(1.) AS per the direction of this Court, the Tribunal referred the following two questions for the opinion of this Court for the asst. yrs. 1970-71 and 1971-72 under s. 256(2) of the IT Act, 1961 :
(2.) THERE was an agreement of sale of certain properties. One of the conditions in the agreement was that if the entire consideration was not paid before 31st December, 1967, the purchaser should pay interest at 9 per cent per annum on the balance amount remaining unpaid on 31st December, 1967. The assessee received for these two years such interest of Rs. 7,942 for each of the two years 1970-71 and 1971-72. The assessee filed returns for the asst. yrs. 1970-71 and 1972-73 disclosing the interest income for the delayed payment as sale consideration for the purpose of making assessment towards capital gains tax. The ITO accepted the returns and completed the assessment. Later, the assessments were reopened under s. 147(b) of the Act for the reason that the interest received on belated payment of sale consideration as per the agreement on the amounts due after 31st December, 1967, was wrongly taken as part of the sale value and it should have been assessed under the head "Other sources" and not under the head "Capital gains". The assessee objected to the reopening of the assessments on the ground that the assessee had furnished all information and disclosed fully and truly all material and primary facts at the time of the original assessments, that there was no omission or failure on the part of the assessee to disclose fully and frankly all the material and primary facts necessary for the assessments and that, therefore, the reassessment proceedings initiated under s. 147(b) of the Act was on a mere change of opinion and, therefore, the reopening is bad in law. The ITO refused to accept the reasoning given by the assessee and completed the reassessments by bringing to tax the sum of Rs. 7,942 in each of the assessments under consideration under the head "Other sources". Aggrieved, the assessee filed an appeal before the AAC who confirmed the order passed by the ITO. Not satisfied with the order passed by the AAC, the assessee went in appeal to the Tribunal. The Department conceded that the reassessments were made under s. 147(b) of the Act on the basis of the internal audit report. The Tribunal following the decision of the Supreme Court in the case of Indian Newspaper Society vs. CIT (supra), held that the reassessments were not valid in law.
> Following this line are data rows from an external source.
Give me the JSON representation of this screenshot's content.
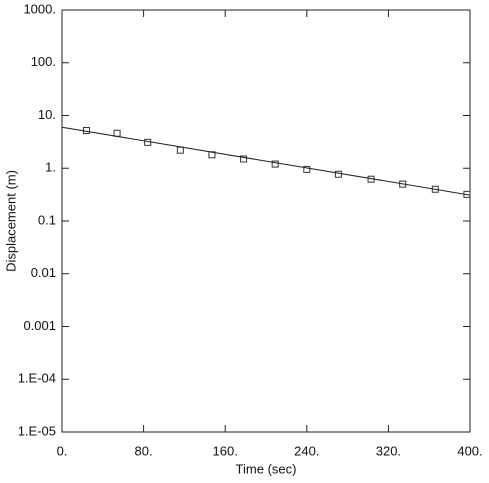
{
  "chart_data": {
    "type": "scatter",
    "x_label": "Time (sec)",
    "y_label": "Displacement (m)",
    "xlim": [
      0,
      400
    ],
    "ylim": [
      1e-05,
      1000
    ],
    "log_y": true,
    "xticks": [
      {
        "value": 0,
        "label": "0."
      },
      {
        "value": 80,
        "label": "80."
      },
      {
        "value": 160,
        "label": "160."
      },
      {
        "value": 240,
        "label": "240."
      },
      {
        "value": 320,
        "label": "320."
      },
      {
        "value": 400,
        "label": "400."
      }
    ],
    "yticks": [
      {
        "value": 1e-05,
        "label": "1.E-05"
      },
      {
        "value": 0.0001,
        "label": "1.E-04"
      },
      0.001,
      0.01,
      0.1,
      {
        "value": 1,
        "label": "1."
      },
      {
        "value": 10,
        "label": "10."
      },
      {
        "value": 100,
        "label": "100."
      },
      {
        "value": 1000,
        "label": "1000."
      }
    ],
    "series": [
      {
        "style": "markers",
        "marker": "square",
        "color": "#333333",
        "x": [
          24,
          54,
          84,
          116,
          147,
          178,
          209,
          240,
          271,
          303,
          334,
          366,
          397
        ],
        "values": [
          5.2,
          4.6,
          3.1,
          2.2,
          1.8,
          1.5,
          1.2,
          0.95,
          0.77,
          0.62,
          0.5,
          0.4,
          0.32
        ]
      },
      {
        "style": "line",
        "color": "#222222",
        "x": [
          0,
          400
        ],
        "values": [
          6.0,
          0.31
        ]
      }
    ]
  }
}
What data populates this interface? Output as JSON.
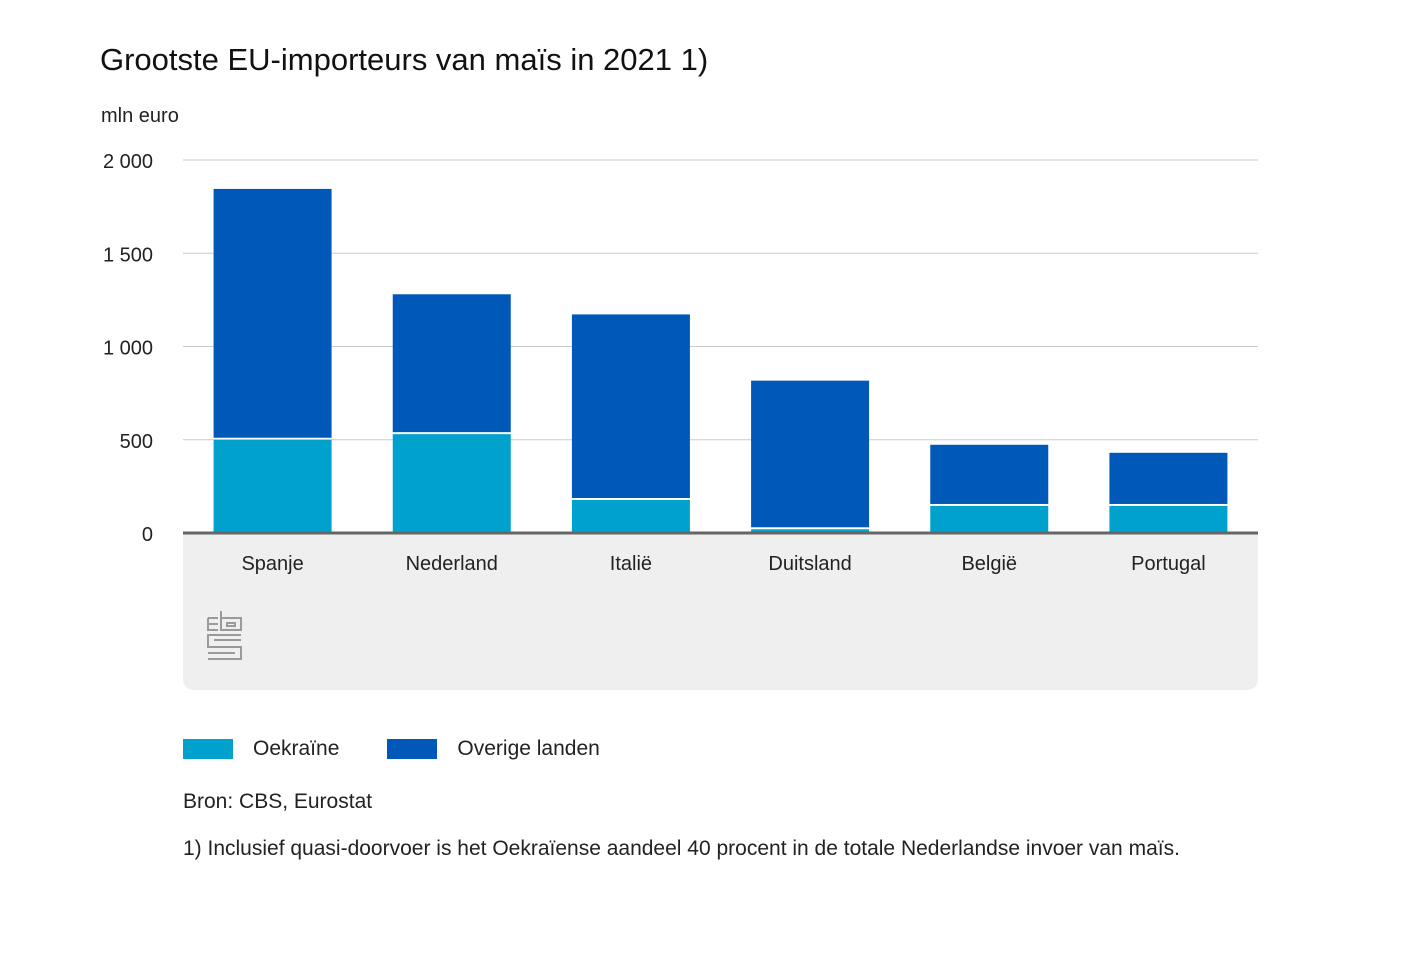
{
  "chart_data": {
    "type": "bar",
    "stacked": true,
    "title": "Grootste EU-importeurs van maïs in 2021 1)",
    "ylabel": "mln euro",
    "xlabel": "",
    "ylim": [
      0,
      2000
    ],
    "yticks": [
      0,
      500,
      1000,
      1500,
      2000
    ],
    "ytick_labels": [
      "0",
      "500",
      "1 000",
      "1 500",
      "2 000"
    ],
    "grid": true,
    "legend_position": "bottom-left",
    "categories": [
      "Spanje",
      "Nederland",
      "Italië",
      "Duitsland",
      "België",
      "Portugal"
    ],
    "series": [
      {
        "name": "Oekraïne",
        "color": "#00a1cd",
        "values": [
          500,
          530,
          177,
          20,
          145,
          145
        ]
      },
      {
        "name": "Overige landen",
        "color": "#0058b8",
        "values": [
          1345,
          750,
          995,
          797,
          328,
          285
        ]
      }
    ]
  },
  "legend": [
    {
      "label": "Oekraïne",
      "color": "#00a1cd"
    },
    {
      "label": "Overige landen",
      "color": "#0058b8"
    }
  ],
  "source": "Bron: CBS, Eurostat",
  "footnote": "1) Inclusief quasi-doorvoer is het Oekraïense aandeel 40 procent in de totale Nederlandse invoer van maïs.",
  "logo": "cbs-logo-icon"
}
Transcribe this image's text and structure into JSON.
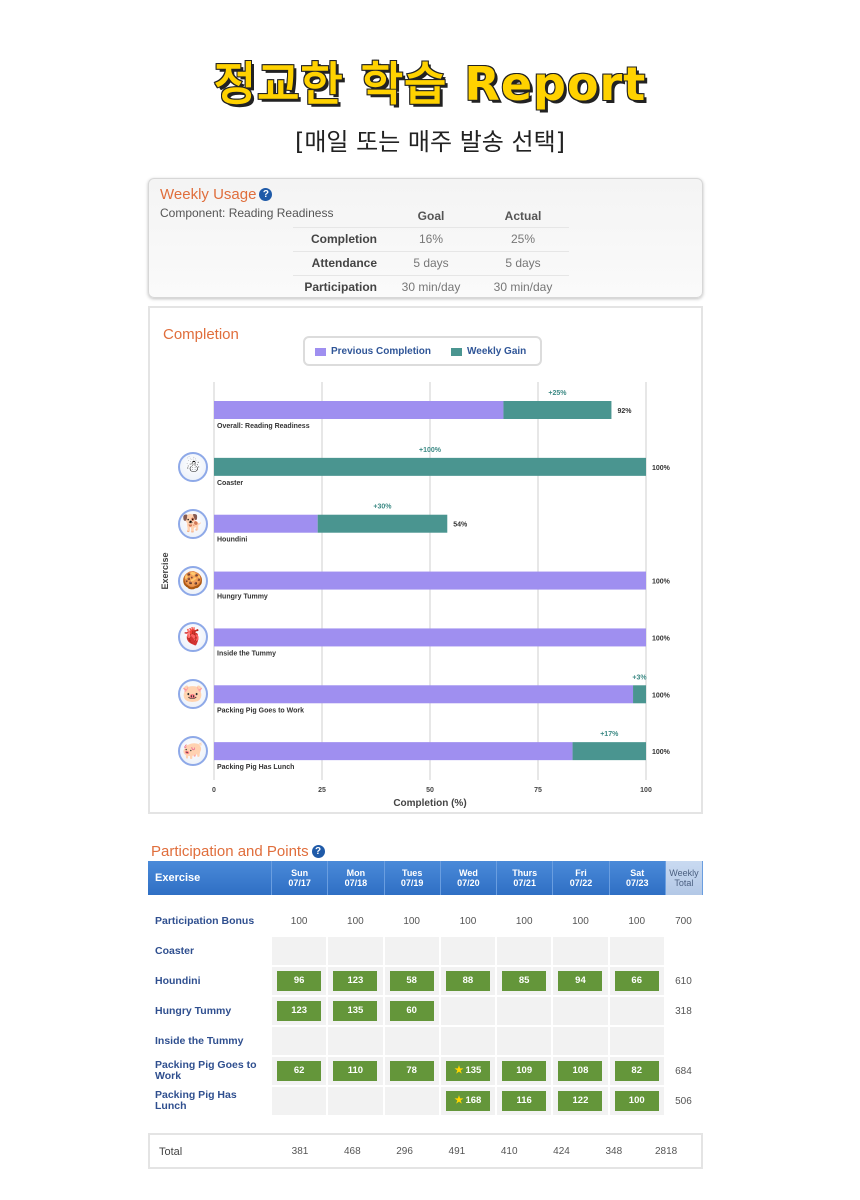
{
  "hero": {
    "title": "정교한 학습 Report",
    "subtitle": "[매일 또는 매주 발송 선택]"
  },
  "weekly_usage": {
    "title": "Weekly Usage",
    "component": "Component: Reading Readiness",
    "columns": [
      "Goal",
      "Actual"
    ],
    "rows": [
      {
        "label": "Completion",
        "goal": "16%",
        "actual": "25%"
      },
      {
        "label": "Attendance",
        "goal": "5 days",
        "actual": "5 days"
      },
      {
        "label": "Participation",
        "goal": "30 min/day",
        "actual": "30 min/day"
      }
    ]
  },
  "completion_chart": {
    "title": "Completion",
    "icon_names": [
      "overall",
      "coaster-icon",
      "houndini-icon",
      "hungry-tummy-icon",
      "inside-tummy-icon",
      "packing-pig-work-icon",
      "packing-pig-lunch-icon"
    ]
  },
  "chart_data": {
    "type": "bar",
    "orientation": "horizontal",
    "stacked": true,
    "categories": [
      "Overall: Reading Readiness",
      "Coaster",
      "Houndini",
      "Hungry Tummy",
      "Inside the Tummy",
      "Packing Pig Goes to Work",
      "Packing Pig Has Lunch"
    ],
    "series": [
      {
        "name": "Previous Completion",
        "color": "#9f8ff0",
        "values": [
          67,
          0,
          24,
          100,
          100,
          97,
          83
        ]
      },
      {
        "name": "Weekly Gain",
        "color": "#4a9590",
        "values": [
          25,
          100,
          30,
          0,
          0,
          3,
          17
        ]
      }
    ],
    "gain_labels": [
      "+25%",
      "+100%",
      "+30%",
      "",
      "",
      "+3%",
      "+17%"
    ],
    "total_labels": [
      "92%",
      "100%",
      "54%",
      "100%",
      "100%",
      "100%",
      "100%"
    ],
    "xlabel": "Completion (%)",
    "ylabel": "Exercise",
    "xticks": [
      0,
      25,
      50,
      75,
      100
    ],
    "xlim": [
      0,
      100
    ],
    "grid": true,
    "legend": "top"
  },
  "participation": {
    "title": "Participation and Points",
    "header": {
      "exercise": "Exercise",
      "days": [
        {
          "day": "Sun",
          "date": "07/17"
        },
        {
          "day": "Mon",
          "date": "07/18"
        },
        {
          "day": "Tues",
          "date": "07/19"
        },
        {
          "day": "Wed",
          "date": "07/20"
        },
        {
          "day": "Thurs",
          "date": "07/21"
        },
        {
          "day": "Fri",
          "date": "07/22"
        },
        {
          "day": "Sat",
          "date": "07/23"
        }
      ],
      "weekly": "Weekly",
      "total": "Total"
    },
    "rows": [
      {
        "name": "Participation Bonus",
        "plain": true,
        "cells": [
          "100",
          "100",
          "100",
          "100",
          "100",
          "100",
          "100"
        ],
        "total": "700"
      },
      {
        "name": "Coaster",
        "cells": [
          "",
          "",
          "",
          "",
          "",
          "",
          ""
        ],
        "total": ""
      },
      {
        "name": "Houndini",
        "cells": [
          "96",
          "123",
          "58",
          "88",
          "85",
          "94",
          "66"
        ],
        "total": "610"
      },
      {
        "name": "Hungry Tummy",
        "cells": [
          "123",
          "135",
          "60",
          "",
          "",
          "",
          ""
        ],
        "total": "318"
      },
      {
        "name": "Inside the Tummy",
        "cells": [
          "",
          "",
          "",
          "",
          "",
          "",
          ""
        ],
        "total": ""
      },
      {
        "name": "Packing Pig Goes to Work",
        "cells": [
          "62",
          "110",
          "78",
          "★135",
          "109",
          "108",
          "82"
        ],
        "total": "684"
      },
      {
        "name": "Packing Pig Has Lunch",
        "cells": [
          "",
          "",
          "",
          "★168",
          "116",
          "122",
          "100"
        ],
        "total": "506"
      }
    ],
    "totals": {
      "label": "Total",
      "values": [
        "381",
        "468",
        "296",
        "491",
        "410",
        "424",
        "348"
      ],
      "grand": "2818"
    }
  }
}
(3.) THUS, in the present case also, in the absence of the internal audit report, we are unable to accept the submission made by learned standing counsel for the Department that the audit report contains only pointing out of factual position and there is no pointing of any question of law that has got to be applied in this case. THUS, considering the facts arising in this case, and in the absence of any evidence on the side of the Department that the audit report contains pointing out of only the factual position, we hold that the Tribunal was correct in coming to the conclusion that the audit report forms the basis for reopening the assessment under s. 147(b) of the Act. The presumption is that the internal audit report would have contained particular pointing out of question of law that has got to be applied in this case. In that view of the matter, we see no infirmity in the order passed by the Tribunal in holding that the reassessments made under s. 147(b) of the Act are bad in law in the assessment years under consideration. In that view of the matter, we answer the questions referred to us in the affirmative and against the Department. No costs.